Game 5 Rewind: Thunder Battles to the End
PORTLAND – Thirty-seven feet. 37. Over 13 feet behind the three-point line. Just inside and to the right of the Portland Trail Blazers logo, with the game clock winding down to nothing, Blazers guard Damian Lillard capped his historic 50-point night with the gut punch this game and series had earned: a 37-foot side-step three-pointer at the buzzer to finish off the Thunder’s 2018-19 season with a 4-1 first round series loss.
The final score of 118-115 took a winding road to arrive, but it landed with a splash as the red lights flashed from Lillard, capping a 13-3 closing run by Portland over the final 3:08 and an outrageous shooting performance from Lillard, who went 17-of-33 and made 10 three-pointers. None of Lillard’s makes came on catch and shoots. All of his shots were contested about as well as the Thunder could manage. It didn’t matter.
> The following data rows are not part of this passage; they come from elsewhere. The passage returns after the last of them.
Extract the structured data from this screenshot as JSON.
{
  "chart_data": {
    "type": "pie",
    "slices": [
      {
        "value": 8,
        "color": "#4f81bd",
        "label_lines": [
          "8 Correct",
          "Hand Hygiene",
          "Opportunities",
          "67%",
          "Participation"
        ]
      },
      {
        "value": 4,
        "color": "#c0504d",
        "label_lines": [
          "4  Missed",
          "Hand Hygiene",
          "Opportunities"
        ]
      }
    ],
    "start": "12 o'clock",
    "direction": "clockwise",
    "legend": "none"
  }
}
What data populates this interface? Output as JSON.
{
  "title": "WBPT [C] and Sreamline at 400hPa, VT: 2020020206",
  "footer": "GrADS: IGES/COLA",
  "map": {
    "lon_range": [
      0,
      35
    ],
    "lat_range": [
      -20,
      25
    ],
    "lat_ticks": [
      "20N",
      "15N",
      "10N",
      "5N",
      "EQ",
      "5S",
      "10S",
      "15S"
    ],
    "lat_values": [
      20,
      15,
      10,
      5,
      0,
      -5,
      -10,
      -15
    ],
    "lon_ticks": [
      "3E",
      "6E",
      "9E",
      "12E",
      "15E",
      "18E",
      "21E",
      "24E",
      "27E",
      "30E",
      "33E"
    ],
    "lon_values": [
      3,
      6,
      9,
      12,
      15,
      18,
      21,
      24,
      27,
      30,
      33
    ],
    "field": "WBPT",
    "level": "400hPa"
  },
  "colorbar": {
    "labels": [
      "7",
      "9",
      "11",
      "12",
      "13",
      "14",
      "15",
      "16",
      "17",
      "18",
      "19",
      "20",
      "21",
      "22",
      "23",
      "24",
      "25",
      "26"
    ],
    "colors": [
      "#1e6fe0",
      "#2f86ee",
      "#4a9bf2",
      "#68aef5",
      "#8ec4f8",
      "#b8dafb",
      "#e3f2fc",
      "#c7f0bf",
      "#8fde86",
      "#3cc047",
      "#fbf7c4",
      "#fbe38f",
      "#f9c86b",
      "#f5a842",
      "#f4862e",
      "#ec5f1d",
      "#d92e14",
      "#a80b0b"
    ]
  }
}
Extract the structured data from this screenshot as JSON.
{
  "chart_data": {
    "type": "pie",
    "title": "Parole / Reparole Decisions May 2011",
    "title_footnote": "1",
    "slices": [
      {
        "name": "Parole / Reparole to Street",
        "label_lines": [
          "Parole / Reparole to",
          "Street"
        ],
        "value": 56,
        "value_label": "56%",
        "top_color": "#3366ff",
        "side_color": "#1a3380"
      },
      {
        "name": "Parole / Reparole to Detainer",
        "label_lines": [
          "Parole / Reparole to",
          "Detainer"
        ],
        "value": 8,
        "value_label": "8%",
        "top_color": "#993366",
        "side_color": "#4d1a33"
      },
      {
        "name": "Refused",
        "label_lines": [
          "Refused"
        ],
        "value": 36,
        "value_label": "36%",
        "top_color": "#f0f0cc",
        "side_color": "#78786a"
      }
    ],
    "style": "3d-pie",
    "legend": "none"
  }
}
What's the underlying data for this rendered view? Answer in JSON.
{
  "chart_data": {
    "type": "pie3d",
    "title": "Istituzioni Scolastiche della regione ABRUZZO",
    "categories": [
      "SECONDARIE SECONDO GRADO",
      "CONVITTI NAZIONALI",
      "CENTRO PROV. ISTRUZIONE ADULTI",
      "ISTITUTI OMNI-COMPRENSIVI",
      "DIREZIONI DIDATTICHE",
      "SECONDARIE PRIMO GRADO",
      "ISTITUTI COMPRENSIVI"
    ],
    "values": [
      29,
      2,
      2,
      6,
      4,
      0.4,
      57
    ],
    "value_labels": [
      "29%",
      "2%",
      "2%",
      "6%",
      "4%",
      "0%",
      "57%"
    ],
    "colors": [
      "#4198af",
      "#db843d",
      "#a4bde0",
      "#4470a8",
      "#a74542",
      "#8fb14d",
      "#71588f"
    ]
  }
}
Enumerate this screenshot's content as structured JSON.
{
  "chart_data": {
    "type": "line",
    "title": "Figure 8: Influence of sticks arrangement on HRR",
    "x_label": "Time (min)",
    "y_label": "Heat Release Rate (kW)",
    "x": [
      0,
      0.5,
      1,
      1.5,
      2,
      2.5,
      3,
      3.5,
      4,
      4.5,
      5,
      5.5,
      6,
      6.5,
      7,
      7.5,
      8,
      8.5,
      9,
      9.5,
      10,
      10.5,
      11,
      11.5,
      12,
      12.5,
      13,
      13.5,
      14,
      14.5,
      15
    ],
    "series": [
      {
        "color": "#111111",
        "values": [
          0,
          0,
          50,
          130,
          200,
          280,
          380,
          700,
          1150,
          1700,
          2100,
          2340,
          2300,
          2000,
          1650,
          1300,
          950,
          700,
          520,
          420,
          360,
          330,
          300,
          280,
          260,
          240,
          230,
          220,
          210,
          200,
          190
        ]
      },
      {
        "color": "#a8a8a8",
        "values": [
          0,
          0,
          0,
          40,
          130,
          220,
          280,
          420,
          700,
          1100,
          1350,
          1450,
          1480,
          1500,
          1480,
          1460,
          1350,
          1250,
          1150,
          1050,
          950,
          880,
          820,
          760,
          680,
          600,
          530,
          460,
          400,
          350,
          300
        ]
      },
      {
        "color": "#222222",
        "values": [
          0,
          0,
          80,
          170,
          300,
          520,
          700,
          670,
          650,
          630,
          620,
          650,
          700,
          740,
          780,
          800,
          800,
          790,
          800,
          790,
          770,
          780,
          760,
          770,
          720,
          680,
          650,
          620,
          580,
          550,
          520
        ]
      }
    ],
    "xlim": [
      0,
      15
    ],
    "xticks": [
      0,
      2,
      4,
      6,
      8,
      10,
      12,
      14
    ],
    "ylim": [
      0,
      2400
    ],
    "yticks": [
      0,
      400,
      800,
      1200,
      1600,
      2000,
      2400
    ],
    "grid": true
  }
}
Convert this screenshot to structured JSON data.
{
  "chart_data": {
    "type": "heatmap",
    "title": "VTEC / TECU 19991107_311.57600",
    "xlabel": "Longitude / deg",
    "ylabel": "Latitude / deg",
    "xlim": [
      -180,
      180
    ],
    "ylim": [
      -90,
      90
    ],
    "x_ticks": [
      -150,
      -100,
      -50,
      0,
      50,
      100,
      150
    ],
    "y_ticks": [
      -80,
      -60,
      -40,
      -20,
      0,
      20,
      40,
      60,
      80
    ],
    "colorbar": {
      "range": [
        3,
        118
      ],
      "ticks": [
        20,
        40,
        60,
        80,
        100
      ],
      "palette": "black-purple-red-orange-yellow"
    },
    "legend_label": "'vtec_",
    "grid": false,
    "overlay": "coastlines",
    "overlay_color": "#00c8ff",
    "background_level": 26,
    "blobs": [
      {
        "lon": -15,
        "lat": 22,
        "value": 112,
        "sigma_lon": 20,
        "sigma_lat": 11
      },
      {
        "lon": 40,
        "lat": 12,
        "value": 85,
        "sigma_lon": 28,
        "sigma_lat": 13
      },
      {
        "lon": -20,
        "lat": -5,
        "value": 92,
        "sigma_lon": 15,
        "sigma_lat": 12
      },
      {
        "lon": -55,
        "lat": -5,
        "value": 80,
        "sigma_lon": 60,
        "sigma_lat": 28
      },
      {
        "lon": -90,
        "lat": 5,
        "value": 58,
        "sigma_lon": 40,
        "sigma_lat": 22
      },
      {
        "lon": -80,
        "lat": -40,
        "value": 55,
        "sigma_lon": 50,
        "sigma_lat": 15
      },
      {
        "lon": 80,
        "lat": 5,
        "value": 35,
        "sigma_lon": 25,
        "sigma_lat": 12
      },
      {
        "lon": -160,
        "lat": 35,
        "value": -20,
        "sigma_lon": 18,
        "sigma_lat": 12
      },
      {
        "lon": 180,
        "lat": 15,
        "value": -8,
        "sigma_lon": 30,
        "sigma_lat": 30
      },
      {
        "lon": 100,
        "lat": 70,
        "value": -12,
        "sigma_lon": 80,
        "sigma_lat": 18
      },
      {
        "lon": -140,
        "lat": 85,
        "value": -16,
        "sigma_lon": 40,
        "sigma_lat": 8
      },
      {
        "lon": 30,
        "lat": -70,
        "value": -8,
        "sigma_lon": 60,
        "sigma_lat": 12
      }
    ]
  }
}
“(Lillard) just made big shots. Tip my hat to the shots he made, tough ones."
“We gave a really, really good effort. He made some tough shots. You gotta give him credit,” said Thunder Head Coach Billy Donovan. “The night he had, the shots that he made epitomized the last shot of the game. Those are the kind of shots he made throughout the first half. Some of them were really well defended. We worked hard.”
That hot shooting from the Blazers guard started right off the bat, but so did Thunder forward’s Paul George, who started the game 6-for-6 from the field and notched 20 first half points as the Thunder was a blistering 55.3 percent from the field. Lillard was a chore, however, as he scored an incredible 34 points in 24 first half minutes, mostly in isolation situations or while being trapped and always off of a few dribbles first. That type of shot-making has a high degree of difficulty, but the ball went through the net anyway.
“(Lillard) just made big shots. Tip my hat to the shots he made, tough ones. Contested, 35-plus-feet out, tough shots,” George said. “It was his night, he felt it, and knocked them down.”
The Thunder utilized Jerami Grant to defend Portland’s Center Enes Kanter with Steven Adams on forward Maurice Harkless. The effect was an ability to switch on Lillard with Grant or trap him with Adams, denying Portland the ability to get rolls for baskets at the rim or drive and kick opportunities for Lillard. Portland’s other players besides Lillard started just 5-for-15 shooting from the field and didn’t catch much of a rhythm until the second half.
“Rotations were good, we were doing some real good contests. They made some tough shots, Lillard especially,” said Adams. “We stuck to the game plan for a lot of the time, and also our scramble situations were pretty good.”
Much like it did in Game 4, however, the momentum started to turn late in the second quarter. Once again, George was saddled with 3 fouls and this time had to miss the final 5:45 of the half. Portland pounced, using an 11-2 burst as the Thunder missed three consecutive shots over the final few minutes of the half to take a 61-57 lead. George re-entered for the final play of the half and buried a three at the buzzer to give the Thunder the last word heading into the break.
The third quarter was a thriller, with both teams landing haymakers. First a 7-0 Thunder spurt to regain control, spurred by a Terrance Ferguson three-pointer and a Russell Westbrook to George transition bucket. Portland responded as the Thunder’s offense sputtered with missed shots and turnovers while Portland’s CJ McCollum, Enes Kanter and Lillard mustered a 14-2 extended run to build a 9-point lead with just over 3 minutes to go in the third period. Down 3-1 in the series the Thunder was really on the ropes, but its response was remarkable.
Out of a timeout the Thunder got a second chance three-pointer by Paul George, a jumper from Dennis Schröder and then a three from Grant, piling up a 15-2 run that turned into a 32-8 scoring advantage that spanned the first six minutes of the fourth quarter as well, while Lillard took his first rest on the bench of the night.
“We did a good job getting to the paint, making plays, finishing around the basket, getting the shots we wanted to,” said Westbrook.
Behind catch and shoot three-pointers from Westbrook and Schröder and some stout defense that forced Portland into 1-for-5 shooting and two turnovers, the Thunder took a 107-92 lead with 7:12 to go. Portland outscored the Thunder 26-8 the rest of the way. With 4 missed free throws, 5 turnovers and 5 missed shots in the paint in the fourth quarter, the Thunder missed out on opportunities to shut the door on this one to force a Game 6 back in Oklahoma City.
“We just kind of came up with some empty possessions,” said Donovan. “We just didn’t finish some plays to keep extending the lead.”
“We didn’t do the things we were supposed to do. We didn’t move the ball, what got us there, got us the lead,” said Schröder.
The door remained ajar, and all Lillard needed was a crack. Even if it was from 37 feet.